14 Sep 2009 - Cambridge American Cemetery
Following an invited competition, in 2010 we were appointed by the American Battle Monuments Commission to design a new Visitor Centre at the Cambridge American Cemetery in Madingley.
The Cemetery was formally dedicated in January 1956, following the gift of the land by the University of Cambridge, and over 3,800 US military personnel are buried here. The site is the only American Second World War cemetery in Britain. The historic layout is by Boston architects Perry Shaw & Hepburn and landscape architects, the Olmstead Brothers.
The Visitor Centre will house a permanent interactive exhibit covering the history of the North Atlantic campaign and strategic air operations in northwest Europe during World War II. The building will be set within the woodland landscape to the southwest corner of the site, close, but separated from the historic section of the Cemetery by a pedestrian boardwalk approach through woodland.
The project also creates a new entrance court to the Cemetery, centred between the existing visitor building and a new proposed facilities building. The twin gatehouses will reinforce the main Cemetery entrance from the Madingley Road.

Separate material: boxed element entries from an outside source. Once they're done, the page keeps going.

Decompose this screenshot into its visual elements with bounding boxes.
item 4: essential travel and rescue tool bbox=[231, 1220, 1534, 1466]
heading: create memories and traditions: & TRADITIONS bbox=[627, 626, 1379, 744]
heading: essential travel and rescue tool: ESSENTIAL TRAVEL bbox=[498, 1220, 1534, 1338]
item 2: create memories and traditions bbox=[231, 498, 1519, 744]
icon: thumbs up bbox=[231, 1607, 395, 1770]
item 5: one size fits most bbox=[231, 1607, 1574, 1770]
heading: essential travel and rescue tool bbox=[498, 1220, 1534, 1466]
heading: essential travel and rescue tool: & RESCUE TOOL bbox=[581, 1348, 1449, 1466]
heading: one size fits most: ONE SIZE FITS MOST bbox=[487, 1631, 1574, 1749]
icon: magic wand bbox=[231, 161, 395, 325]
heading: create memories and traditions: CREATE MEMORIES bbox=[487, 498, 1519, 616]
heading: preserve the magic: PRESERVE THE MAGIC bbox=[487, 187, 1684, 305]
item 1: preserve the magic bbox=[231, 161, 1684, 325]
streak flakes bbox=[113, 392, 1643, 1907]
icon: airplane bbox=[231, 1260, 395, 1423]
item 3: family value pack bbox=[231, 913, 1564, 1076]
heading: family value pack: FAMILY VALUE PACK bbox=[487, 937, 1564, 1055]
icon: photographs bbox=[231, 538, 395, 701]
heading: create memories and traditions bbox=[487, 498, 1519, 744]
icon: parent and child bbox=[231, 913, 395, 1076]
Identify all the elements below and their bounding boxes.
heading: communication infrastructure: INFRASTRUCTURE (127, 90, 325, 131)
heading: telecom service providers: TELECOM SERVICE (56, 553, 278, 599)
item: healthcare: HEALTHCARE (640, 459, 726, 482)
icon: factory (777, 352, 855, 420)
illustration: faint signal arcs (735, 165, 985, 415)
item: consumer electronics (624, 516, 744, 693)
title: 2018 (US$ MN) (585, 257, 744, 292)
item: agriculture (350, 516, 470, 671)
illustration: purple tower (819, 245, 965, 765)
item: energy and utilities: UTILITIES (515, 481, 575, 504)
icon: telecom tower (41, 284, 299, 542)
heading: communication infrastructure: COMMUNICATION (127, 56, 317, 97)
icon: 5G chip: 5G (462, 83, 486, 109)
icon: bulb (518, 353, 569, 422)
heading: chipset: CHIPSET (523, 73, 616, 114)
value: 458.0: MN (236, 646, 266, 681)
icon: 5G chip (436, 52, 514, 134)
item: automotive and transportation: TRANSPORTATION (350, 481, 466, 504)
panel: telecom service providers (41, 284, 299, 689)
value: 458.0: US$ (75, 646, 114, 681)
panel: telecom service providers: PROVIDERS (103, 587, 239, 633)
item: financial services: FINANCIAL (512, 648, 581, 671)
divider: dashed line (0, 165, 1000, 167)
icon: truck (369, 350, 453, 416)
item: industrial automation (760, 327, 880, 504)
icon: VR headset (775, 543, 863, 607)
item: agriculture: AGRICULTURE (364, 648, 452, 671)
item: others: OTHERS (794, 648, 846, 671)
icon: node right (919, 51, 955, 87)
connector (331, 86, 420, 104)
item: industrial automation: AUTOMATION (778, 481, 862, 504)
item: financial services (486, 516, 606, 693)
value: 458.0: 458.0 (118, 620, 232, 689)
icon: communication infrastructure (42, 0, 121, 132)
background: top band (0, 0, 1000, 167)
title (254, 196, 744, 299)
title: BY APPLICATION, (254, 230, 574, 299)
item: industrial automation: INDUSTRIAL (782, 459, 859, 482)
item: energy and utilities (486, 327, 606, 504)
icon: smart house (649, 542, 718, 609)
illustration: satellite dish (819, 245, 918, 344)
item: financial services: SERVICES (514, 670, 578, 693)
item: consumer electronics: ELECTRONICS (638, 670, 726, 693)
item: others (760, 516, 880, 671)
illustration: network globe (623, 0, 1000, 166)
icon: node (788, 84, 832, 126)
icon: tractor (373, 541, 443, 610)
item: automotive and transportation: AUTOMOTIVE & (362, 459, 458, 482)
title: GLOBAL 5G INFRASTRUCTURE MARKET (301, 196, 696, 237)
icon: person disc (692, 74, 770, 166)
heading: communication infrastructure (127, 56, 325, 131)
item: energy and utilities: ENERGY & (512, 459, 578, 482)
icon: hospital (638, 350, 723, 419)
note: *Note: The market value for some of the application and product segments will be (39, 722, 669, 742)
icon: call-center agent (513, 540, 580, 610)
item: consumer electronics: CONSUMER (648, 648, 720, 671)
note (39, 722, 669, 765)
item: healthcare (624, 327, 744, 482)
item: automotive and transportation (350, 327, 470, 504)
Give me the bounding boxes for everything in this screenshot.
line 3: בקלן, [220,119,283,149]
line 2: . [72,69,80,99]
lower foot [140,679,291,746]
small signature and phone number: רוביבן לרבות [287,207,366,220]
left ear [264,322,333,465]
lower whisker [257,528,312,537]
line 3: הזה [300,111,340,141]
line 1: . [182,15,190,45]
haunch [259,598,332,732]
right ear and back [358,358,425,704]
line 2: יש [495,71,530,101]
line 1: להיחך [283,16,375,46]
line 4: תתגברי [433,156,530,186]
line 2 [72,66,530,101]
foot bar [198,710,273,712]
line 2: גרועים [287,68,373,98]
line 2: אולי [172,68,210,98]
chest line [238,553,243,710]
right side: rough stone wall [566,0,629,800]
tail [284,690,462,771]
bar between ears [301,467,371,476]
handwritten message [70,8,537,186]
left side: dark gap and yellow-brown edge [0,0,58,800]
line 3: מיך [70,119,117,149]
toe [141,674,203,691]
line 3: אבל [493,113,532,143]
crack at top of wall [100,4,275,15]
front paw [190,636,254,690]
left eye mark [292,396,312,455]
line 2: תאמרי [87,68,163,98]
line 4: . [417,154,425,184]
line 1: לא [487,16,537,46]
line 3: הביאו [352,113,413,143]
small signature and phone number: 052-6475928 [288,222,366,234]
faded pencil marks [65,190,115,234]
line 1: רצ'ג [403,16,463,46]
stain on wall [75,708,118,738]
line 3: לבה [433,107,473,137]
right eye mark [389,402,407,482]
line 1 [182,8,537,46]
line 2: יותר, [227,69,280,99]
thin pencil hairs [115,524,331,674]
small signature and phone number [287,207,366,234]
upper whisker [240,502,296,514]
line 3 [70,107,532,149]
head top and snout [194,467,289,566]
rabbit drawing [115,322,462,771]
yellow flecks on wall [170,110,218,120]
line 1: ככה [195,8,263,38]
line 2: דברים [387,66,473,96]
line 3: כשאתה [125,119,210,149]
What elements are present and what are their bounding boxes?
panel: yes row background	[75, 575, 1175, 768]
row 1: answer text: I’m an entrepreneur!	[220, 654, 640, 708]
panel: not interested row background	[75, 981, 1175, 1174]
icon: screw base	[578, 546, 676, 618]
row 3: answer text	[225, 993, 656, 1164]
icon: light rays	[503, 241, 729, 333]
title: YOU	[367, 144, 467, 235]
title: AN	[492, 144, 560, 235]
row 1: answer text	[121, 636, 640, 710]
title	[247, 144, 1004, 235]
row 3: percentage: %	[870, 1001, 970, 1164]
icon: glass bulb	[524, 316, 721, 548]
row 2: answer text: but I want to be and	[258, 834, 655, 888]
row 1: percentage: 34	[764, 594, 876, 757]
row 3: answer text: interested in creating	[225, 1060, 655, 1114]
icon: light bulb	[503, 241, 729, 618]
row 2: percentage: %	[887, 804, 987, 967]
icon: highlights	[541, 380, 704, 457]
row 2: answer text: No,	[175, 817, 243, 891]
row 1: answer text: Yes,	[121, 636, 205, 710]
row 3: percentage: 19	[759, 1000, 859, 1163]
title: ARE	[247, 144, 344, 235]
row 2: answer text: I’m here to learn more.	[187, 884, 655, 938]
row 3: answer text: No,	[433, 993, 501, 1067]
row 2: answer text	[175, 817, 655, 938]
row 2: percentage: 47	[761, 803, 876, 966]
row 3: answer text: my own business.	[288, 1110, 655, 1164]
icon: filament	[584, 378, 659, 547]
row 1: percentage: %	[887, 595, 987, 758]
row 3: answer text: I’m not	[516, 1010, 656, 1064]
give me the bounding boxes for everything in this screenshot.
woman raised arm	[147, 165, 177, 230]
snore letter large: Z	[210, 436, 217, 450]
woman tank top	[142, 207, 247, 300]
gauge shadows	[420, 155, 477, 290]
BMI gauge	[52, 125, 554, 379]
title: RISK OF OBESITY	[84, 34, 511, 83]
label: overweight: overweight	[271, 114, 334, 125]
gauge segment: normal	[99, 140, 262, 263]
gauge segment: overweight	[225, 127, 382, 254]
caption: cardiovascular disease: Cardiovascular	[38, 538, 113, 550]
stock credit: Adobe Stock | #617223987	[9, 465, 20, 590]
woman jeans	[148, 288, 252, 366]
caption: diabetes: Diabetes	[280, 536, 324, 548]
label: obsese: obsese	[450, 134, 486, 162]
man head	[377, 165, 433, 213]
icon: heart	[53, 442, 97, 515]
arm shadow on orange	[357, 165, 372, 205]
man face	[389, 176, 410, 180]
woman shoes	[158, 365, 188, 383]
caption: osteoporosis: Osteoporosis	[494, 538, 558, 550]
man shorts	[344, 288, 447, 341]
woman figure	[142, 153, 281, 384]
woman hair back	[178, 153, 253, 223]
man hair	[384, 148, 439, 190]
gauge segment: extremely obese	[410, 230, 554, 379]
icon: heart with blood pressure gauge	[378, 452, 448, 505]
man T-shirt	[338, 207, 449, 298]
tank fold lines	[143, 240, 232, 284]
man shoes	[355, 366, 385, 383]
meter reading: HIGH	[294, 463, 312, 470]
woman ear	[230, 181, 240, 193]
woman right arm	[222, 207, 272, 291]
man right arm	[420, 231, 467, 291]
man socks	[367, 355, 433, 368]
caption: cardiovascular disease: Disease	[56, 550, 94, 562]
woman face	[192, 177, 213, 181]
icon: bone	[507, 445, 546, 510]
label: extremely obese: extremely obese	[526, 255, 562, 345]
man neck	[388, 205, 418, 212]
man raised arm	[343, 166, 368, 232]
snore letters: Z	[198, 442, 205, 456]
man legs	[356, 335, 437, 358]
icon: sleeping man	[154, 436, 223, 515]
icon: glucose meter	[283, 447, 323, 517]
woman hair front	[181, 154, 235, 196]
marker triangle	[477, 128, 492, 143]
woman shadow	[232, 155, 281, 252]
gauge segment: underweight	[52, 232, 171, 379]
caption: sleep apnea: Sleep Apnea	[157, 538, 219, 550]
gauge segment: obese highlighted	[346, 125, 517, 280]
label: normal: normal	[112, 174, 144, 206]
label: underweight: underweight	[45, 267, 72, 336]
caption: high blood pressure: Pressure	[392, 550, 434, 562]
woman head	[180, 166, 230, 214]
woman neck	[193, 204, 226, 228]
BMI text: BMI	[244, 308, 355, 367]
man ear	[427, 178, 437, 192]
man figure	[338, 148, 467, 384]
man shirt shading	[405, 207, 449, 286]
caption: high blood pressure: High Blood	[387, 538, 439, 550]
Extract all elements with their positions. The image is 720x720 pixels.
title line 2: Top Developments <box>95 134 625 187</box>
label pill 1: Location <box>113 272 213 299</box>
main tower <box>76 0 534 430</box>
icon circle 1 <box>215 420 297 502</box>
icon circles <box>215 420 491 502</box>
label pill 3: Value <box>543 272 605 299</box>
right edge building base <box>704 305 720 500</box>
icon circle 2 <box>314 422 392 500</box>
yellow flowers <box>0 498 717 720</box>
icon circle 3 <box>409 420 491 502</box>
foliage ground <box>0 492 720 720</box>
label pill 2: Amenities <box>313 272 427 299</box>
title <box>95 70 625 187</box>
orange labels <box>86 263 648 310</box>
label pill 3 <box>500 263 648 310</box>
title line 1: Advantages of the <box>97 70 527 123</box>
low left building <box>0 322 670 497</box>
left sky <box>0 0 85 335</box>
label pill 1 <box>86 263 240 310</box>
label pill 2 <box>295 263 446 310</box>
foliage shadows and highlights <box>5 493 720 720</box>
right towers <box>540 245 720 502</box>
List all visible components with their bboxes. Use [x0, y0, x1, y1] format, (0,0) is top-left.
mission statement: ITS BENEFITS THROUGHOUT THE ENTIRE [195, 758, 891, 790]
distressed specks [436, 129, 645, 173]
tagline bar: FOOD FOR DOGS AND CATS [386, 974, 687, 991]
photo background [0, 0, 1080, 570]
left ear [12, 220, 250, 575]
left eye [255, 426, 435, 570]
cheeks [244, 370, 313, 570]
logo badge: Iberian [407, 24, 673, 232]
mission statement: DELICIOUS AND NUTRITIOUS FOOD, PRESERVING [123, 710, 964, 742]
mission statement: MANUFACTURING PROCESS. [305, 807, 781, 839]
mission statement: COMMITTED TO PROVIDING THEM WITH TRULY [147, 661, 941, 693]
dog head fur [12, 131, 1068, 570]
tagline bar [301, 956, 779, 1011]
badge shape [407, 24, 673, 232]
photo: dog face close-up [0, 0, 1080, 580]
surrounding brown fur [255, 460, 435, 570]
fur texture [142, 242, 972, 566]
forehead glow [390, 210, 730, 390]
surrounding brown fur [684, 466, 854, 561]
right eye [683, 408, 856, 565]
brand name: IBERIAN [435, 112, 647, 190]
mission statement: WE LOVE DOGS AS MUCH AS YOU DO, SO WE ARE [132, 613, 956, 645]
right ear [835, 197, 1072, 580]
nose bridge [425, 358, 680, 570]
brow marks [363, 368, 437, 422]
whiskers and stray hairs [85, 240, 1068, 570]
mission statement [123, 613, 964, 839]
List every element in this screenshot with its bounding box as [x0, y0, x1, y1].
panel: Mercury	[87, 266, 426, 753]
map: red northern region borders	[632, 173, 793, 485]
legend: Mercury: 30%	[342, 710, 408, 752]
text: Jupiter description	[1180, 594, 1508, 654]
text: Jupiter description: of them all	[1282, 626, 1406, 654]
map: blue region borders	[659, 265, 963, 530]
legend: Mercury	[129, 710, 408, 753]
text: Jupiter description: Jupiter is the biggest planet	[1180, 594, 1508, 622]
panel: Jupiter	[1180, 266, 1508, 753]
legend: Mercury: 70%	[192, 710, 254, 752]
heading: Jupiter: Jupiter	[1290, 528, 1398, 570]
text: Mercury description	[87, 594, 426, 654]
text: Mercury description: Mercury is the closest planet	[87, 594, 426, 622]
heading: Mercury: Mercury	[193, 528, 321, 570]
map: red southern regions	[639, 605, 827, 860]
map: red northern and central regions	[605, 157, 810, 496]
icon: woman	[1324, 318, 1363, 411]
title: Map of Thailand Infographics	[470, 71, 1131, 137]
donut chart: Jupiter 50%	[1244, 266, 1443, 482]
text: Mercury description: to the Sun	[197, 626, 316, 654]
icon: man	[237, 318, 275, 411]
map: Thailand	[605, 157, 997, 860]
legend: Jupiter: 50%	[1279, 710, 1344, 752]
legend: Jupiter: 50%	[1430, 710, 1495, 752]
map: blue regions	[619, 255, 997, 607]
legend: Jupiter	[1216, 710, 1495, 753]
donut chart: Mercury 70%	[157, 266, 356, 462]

As the site is designated by English Heritage as a Grade 1 park and garden, a high degree of landscape co-ordination has taken place in developing the proposals. Landscape architects Robert Myers Associates and arboriculturalist David Brown Landscape Design have both worked closely with BB+C in developing the proposals now approved by English Heritage, the American Commission of Fine Arts and local planning authority, South Cambridgeshire District Council.
Construction work is due to commence on site in May 2012, and the new Visitor Centre will open to the public the autumn of 2013.